Ensuite, nul ne peut ignorer désormais que la filière forêt-bois française ne peut que se situer dans un cadre international. Cette lecture nous amène à constater deux points essentiels. Premièrement, la balance commerciale du secteur est globalement déficitaire. Deuxièmement, les enjeux environnementaux à l’échelle de la planète doivent être pris en considération, et clairement explicités, de façon à éviter, face à la déforestation sans scrupule qui affecte certaines régions du monde, tout amalgame entre ces pratiques condamnables et une augmentation des prélèvements parfaitement compatible avec la ressource disponible, comme c’est le cas en France.

Dès lors, ce double éclairage nous amène à nous poser la question de la réorganisation de la filière comme un défi à relever au plus vite pour développer harmonieusement ce secteur en stimulant ses atouts.

Ceci implique deux actions très complémentaires.

Du côté du « très aval », à savoir des consommateurs de bois, il s’agit de faire en sorte que la différence soit clairement établie entre le bois lié à la déforestation et celui provenant de forêts gérées de façon durable. Un système doit donc être trouvé pour identifier l’origine des produits mis à la disposition du consommateur final, ce qui implique également des efforts à faire en matière de traçabilité, en vue d’une labellisation normalisée, reconnue et efficace.

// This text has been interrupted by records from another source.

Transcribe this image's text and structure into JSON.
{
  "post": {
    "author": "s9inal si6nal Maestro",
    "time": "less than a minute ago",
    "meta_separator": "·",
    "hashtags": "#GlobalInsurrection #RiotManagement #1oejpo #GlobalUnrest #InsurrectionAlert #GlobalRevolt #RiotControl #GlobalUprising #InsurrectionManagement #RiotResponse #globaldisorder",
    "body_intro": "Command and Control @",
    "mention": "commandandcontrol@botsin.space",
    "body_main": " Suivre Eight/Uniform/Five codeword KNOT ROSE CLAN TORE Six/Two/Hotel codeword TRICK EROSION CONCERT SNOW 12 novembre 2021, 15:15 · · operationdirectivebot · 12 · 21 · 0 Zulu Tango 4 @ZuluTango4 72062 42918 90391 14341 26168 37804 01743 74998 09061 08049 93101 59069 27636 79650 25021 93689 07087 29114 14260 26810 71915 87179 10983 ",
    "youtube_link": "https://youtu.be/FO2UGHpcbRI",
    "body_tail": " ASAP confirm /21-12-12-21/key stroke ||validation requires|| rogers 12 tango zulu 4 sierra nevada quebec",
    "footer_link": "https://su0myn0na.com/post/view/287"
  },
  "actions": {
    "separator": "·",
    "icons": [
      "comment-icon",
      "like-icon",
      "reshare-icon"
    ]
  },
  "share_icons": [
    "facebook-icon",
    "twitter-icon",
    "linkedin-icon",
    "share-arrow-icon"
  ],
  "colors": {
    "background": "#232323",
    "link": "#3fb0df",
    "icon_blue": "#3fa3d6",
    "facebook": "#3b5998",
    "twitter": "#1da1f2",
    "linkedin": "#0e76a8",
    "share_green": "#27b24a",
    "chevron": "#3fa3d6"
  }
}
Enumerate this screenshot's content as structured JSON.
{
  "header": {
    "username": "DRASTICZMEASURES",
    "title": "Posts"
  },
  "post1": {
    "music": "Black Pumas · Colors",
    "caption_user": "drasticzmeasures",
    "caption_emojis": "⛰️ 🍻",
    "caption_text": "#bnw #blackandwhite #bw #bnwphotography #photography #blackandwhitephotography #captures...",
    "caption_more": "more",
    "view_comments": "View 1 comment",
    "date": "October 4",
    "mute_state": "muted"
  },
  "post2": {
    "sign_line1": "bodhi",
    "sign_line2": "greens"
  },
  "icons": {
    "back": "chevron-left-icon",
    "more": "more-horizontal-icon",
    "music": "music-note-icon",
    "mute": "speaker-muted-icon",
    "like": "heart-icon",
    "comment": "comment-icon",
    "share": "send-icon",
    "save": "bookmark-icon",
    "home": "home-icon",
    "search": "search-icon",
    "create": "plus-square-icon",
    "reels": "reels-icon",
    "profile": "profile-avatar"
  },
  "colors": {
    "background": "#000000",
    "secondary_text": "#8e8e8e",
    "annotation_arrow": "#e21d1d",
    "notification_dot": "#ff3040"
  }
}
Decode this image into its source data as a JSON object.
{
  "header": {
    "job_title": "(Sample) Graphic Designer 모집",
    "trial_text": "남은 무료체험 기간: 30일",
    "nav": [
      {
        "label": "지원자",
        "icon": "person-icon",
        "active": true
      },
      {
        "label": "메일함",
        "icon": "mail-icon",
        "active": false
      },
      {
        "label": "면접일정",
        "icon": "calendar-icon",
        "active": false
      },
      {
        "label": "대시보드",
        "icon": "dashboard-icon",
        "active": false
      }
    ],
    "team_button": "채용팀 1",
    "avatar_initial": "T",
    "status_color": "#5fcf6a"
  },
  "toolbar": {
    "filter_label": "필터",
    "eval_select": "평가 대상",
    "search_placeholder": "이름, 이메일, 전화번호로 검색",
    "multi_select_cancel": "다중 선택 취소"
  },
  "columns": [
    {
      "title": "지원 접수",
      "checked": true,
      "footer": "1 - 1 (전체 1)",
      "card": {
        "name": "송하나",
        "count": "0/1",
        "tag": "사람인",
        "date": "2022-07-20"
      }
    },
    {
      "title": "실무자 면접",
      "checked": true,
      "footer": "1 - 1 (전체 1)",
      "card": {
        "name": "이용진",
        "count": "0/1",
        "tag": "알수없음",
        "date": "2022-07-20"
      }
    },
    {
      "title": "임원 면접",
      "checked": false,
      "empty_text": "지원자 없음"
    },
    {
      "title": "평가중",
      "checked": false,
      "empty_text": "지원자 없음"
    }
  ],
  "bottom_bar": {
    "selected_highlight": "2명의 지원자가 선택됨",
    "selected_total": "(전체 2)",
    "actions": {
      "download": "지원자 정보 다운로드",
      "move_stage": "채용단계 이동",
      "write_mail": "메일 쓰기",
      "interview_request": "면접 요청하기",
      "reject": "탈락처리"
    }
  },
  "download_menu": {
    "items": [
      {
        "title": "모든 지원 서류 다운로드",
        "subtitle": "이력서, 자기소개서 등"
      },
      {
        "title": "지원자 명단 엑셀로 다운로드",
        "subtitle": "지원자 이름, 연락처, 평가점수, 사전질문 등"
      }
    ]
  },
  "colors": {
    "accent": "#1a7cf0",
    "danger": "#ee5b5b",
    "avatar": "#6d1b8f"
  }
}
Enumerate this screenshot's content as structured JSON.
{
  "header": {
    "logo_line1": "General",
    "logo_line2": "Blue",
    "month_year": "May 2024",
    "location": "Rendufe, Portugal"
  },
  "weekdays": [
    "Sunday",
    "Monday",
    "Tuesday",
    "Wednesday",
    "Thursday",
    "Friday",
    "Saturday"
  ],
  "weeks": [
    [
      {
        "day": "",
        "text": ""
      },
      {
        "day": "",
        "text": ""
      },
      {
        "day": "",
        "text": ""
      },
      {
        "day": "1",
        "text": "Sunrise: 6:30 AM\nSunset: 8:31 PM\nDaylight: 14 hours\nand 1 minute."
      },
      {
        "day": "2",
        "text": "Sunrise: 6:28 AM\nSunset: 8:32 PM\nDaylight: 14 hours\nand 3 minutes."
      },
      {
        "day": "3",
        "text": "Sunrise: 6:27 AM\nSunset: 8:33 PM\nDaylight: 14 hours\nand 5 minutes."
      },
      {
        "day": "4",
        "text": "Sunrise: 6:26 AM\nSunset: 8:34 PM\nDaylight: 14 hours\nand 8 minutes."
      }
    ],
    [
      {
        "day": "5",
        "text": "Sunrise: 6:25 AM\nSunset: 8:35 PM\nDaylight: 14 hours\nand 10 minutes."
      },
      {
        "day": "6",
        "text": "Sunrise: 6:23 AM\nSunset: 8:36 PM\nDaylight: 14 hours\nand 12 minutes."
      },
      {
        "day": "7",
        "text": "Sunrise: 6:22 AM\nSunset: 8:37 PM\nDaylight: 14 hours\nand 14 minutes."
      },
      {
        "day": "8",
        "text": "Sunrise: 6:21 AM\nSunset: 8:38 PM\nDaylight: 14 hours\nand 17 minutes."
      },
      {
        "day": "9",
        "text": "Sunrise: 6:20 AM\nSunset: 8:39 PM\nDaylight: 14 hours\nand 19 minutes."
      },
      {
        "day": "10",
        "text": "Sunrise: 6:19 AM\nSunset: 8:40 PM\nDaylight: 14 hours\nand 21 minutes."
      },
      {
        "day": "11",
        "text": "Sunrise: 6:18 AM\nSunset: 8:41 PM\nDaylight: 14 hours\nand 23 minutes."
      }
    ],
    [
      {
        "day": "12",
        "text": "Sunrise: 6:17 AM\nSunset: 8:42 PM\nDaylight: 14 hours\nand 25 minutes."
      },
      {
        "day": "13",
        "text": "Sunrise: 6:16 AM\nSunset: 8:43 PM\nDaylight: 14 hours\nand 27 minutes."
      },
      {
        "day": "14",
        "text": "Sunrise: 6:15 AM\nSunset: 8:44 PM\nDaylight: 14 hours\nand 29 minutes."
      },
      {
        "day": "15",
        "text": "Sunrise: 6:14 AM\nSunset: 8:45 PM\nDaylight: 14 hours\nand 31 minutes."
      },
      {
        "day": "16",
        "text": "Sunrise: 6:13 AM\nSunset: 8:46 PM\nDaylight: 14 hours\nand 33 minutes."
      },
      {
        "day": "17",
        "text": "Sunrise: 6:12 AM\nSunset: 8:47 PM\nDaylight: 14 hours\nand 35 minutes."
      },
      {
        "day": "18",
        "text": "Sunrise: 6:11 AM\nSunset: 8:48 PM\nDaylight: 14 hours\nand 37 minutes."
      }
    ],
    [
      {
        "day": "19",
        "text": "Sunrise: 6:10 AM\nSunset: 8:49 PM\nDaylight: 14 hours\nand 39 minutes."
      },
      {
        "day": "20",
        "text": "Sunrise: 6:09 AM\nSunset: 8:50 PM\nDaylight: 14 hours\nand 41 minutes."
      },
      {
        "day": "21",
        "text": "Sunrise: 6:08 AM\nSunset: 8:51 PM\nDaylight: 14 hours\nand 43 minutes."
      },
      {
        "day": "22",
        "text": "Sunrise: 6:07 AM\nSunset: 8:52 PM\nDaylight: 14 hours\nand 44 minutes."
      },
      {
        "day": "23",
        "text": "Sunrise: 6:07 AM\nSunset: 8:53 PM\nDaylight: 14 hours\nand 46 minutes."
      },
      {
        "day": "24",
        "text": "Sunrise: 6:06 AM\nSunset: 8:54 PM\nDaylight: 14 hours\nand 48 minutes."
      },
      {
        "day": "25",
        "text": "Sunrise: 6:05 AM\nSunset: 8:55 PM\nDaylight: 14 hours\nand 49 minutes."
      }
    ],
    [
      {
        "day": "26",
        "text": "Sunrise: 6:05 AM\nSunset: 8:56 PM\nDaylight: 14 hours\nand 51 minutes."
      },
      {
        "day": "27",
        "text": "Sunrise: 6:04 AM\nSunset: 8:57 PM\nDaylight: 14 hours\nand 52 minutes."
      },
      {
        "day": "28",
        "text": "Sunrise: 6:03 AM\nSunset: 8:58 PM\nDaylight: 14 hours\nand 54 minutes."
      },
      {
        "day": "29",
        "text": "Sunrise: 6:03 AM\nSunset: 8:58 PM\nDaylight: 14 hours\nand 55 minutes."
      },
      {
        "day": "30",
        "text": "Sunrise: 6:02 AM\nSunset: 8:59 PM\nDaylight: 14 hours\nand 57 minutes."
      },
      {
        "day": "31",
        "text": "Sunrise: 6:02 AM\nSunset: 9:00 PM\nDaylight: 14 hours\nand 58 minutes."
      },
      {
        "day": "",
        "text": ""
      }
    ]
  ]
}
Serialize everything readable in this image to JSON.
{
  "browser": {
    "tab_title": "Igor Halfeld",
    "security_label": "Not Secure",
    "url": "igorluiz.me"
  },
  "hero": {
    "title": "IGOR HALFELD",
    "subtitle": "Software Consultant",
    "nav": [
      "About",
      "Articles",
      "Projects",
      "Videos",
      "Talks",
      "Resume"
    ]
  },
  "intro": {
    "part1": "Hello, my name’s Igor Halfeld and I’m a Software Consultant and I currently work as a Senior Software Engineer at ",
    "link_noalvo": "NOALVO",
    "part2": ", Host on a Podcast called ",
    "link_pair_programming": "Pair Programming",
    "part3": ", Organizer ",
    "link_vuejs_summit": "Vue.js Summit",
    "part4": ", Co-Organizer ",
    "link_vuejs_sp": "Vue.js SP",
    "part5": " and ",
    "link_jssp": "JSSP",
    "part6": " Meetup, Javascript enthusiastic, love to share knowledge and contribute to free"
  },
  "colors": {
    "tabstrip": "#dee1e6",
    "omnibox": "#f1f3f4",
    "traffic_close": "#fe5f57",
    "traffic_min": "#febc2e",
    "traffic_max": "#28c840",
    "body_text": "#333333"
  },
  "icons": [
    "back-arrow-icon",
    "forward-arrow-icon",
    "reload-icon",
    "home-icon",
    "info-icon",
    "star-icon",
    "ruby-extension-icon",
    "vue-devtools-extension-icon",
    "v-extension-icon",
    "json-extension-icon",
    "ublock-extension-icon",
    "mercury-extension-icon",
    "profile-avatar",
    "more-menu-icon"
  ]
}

Du côté du « très amont », une règle du jeu, commune mais adaptable à chaque massif forestier, et donc respectueuse des spécificités de chaque type de forêt existant en France, doit être prioritairement établie. Cela exige que la nécessité d’une certification de nos forêts soit acceptée par tous, afin que sa mise en œuvre puisse se faire dans le cadre d’une concertation permanente entre les différents acteurs du secteur et des territoires concernés ; les pouvoirs publics devront jouer tout leur rôle en la matière, en inscrivant leur démarche dans le contexte international, avec notamment le lancement du Pan European Certification Council.

Après le rapport Bianco, les éléments positifs du budget 2000, la charte Construction-Environnement-Bois, le décret loi sur l’air et la future loi de modernisation forestière sont autant d’éléments convergents qui permettront de réussir à concilier une gestion forestière durable avec la compétitivité de la filière.